Se echan de menos personas que nos acompañaban cada verano, como mi abuela, a la que no puedo evitar recordar cada vez que me siento en los primeros peldaños de la escalera, donde ella siempre descansaba afirmando que era la zona más fresquita de la casa, a pesar de nuestra incansable insistencia para que se recostase en un sofá.

Sin embargo, lo que más ha cambiado en todos estos años es el ambiente en el que vivimos. De la tranquilidad más aburrida que os podáis imaginar, este hogar veraniego ha pasado a ser un lugar de todo, menos de descanso y sosiego. Al menos, cuando mis hijos están allí. Desde las primeras carreras en el desayuno para que los niños se lo coman todo antes de dejarse seducir por cualquier cosa que tengan a su alcance, hasta los juegos en la piscina, la comida, la merienda, el baño vespertino y el momento cena, ya penosos y cansados por el trasiego del día: no hay momento para la tregua.

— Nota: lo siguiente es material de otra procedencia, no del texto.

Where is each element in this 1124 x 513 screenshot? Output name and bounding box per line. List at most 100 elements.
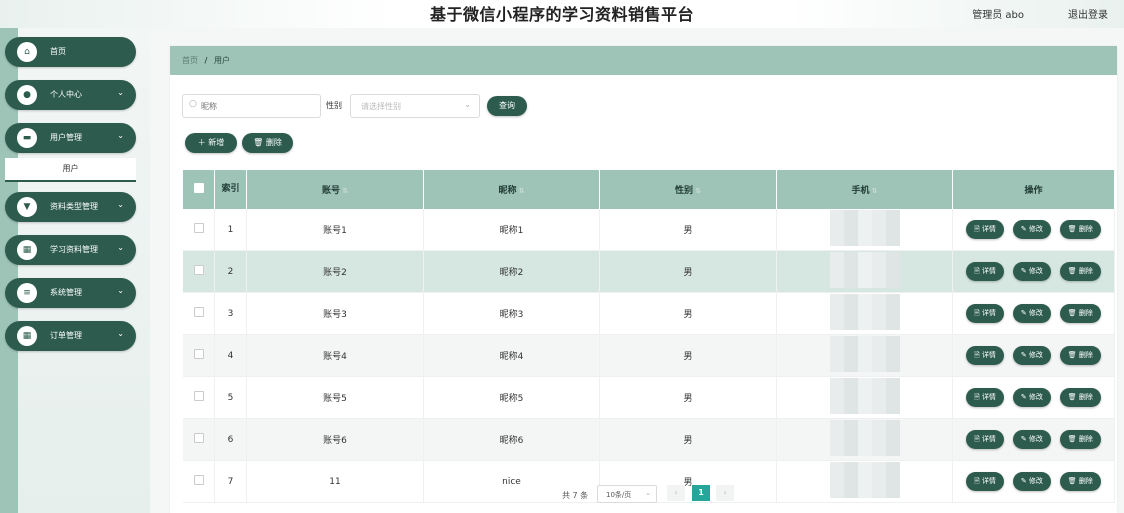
edit-button[interactable]: ✎ 修改	[1012, 220, 1051, 239]
detail-button[interactable]: 🗎 详情	[966, 472, 1004, 491]
detail-label: 详情	[981, 435, 996, 443]
plus-icon: ＋	[197, 138, 206, 147]
query-button[interactable]: 查询	[487, 96, 527, 116]
add-button[interactable]: ＋ 新增	[185, 133, 237, 153]
row-checkbox[interactable]	[193, 265, 204, 275]
detail-label: 详情	[981, 225, 996, 233]
logout-link[interactable]: 退出登录	[1068, 6, 1108, 21]
top-bar: 基于微信小程序的学习资料销售平台 管理员 abo 退出登录	[0, 0, 1124, 28]
gender-select[interactable]: 请选择性别 ⌄	[350, 94, 480, 118]
breadcrumb-current: 用户	[214, 56, 231, 65]
delete-button[interactable]: 🗑 删除	[1059, 346, 1101, 365]
delete-button[interactable]: 🗑 删除	[1059, 472, 1101, 491]
cell-gender: 男	[599, 418, 777, 461]
sidebar-item-label: 学习资料管理	[50, 245, 98, 254]
edit-button[interactable]: ✎ 修改	[1012, 304, 1051, 323]
sidebar-item-user-management[interactable]: ▬ 用户管理 ⌄	[5, 123, 136, 153]
users-icon: ▬	[17, 128, 37, 148]
detail-label: 详情	[981, 309, 996, 317]
home-icon: ⌂	[17, 42, 37, 62]
tag-icon: ▼	[17, 197, 37, 217]
app-title: 基于微信小程序的学习资料销售平台	[429, 5, 694, 24]
sidebar-item-personal-center[interactable]: ● 个人中心 ⌄	[5, 80, 136, 110]
detail-label: 详情	[981, 393, 996, 401]
row-checkbox[interactable]	[193, 349, 204, 359]
cell-account: 账号6	[246, 418, 424, 461]
delete-button[interactable]: 🗑 删除	[1059, 220, 1101, 239]
nickname-search-field[interactable]: ○	[182, 94, 321, 118]
select-all-cell	[183, 170, 215, 209]
column-header-operations: 操作	[952, 170, 1115, 209]
chevron-down-icon: ⌄	[117, 200, 124, 209]
edit-button[interactable]: ✎ 修改	[1012, 346, 1051, 365]
delete-button[interactable]: 🗑 删除	[1059, 430, 1101, 449]
cell-operations: 🗎 详情 ✎ 修改 🗑 删除	[952, 334, 1115, 377]
batch-delete-button[interactable]: 🗑 删除	[242, 133, 293, 153]
detail-button[interactable]: 🗎 详情	[966, 304, 1004, 323]
cell-operations: 🗎 详情 ✎ 修改 🗑 删除	[952, 250, 1115, 293]
edit-button[interactable]: ✎ 修改	[1012, 472, 1051, 491]
detail-button[interactable]: 🗎 详情	[966, 262, 1004, 281]
column-header-account[interactable]: 账号 ⇅	[246, 170, 424, 209]
table-header-row: 索引 账号 ⇅ 昵称 ⇅ 性别 ⇅ 手机 ⇅ 操作	[183, 170, 1115, 209]
prev-page-button[interactable]: ‹	[667, 485, 685, 501]
cell-index: 6	[214, 418, 247, 461]
sidebar-item-home[interactable]: ⌂ 首页	[5, 37, 136, 67]
edit-label: 修改	[1028, 267, 1043, 275]
row-checkbox[interactable]	[193, 307, 204, 317]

Incluso, a veces, los enanos no nos dejan ni descansar en la siesta o por la noche (ya sabéis de la afición de mis hijos a no dormir), aunque debo reconocer que no ocurre a menudo.

Ya son tres (y medio) los veranos que vivimos así: pendientes de una o dos criaturitas. Así que ya estamos acostumbrados y preparados para lo que venga el año que viene, cuando seremos uno más. Y no... por fin no me ha tocado a mí dar ‘el notición’. Mis pequeños no van a tener un hermano, sino ¡un primo!, o prima, claro está (aún no lo sabemos aunque mi hijo mayor ya sabe que va a ser un varón, no me preguntéis por qué). Estamos encantados, felices, contentos, emocionados... Y por lo que a mí respecta, más que todo eso: ¡Viene un nuevo bebé a la familia con el que mis hijos van a compartir muchísimo!

No veo la hora en la que jueguen todos o en la que me pidan un sábado de invierno ir a casa de sus tíos para estar juntos. Sabía que ser madre me iba a llenar de felicidad pero nunca imaginé que la noticia de que iba a ser ‘tita’ me iba a calar tan hondo. Deseando estoy poder apretujar al nuevo bebé, consentirlo y, cuando llore, devolvérselo a sus padres sin un sólo ápice de responsabilidad (je je). Desde aquí mi enhorabuena a los futuros papás. La vuestra ha sido la noticia del verano ¡y de todo el año! Llenemos de bebés el mundo. ¿Acaso hay algo más bonito? Y sigamos llenando también la casa del campo de los abuelos. A ellos los cansamos pero, en el fondo, me consta que están encantados.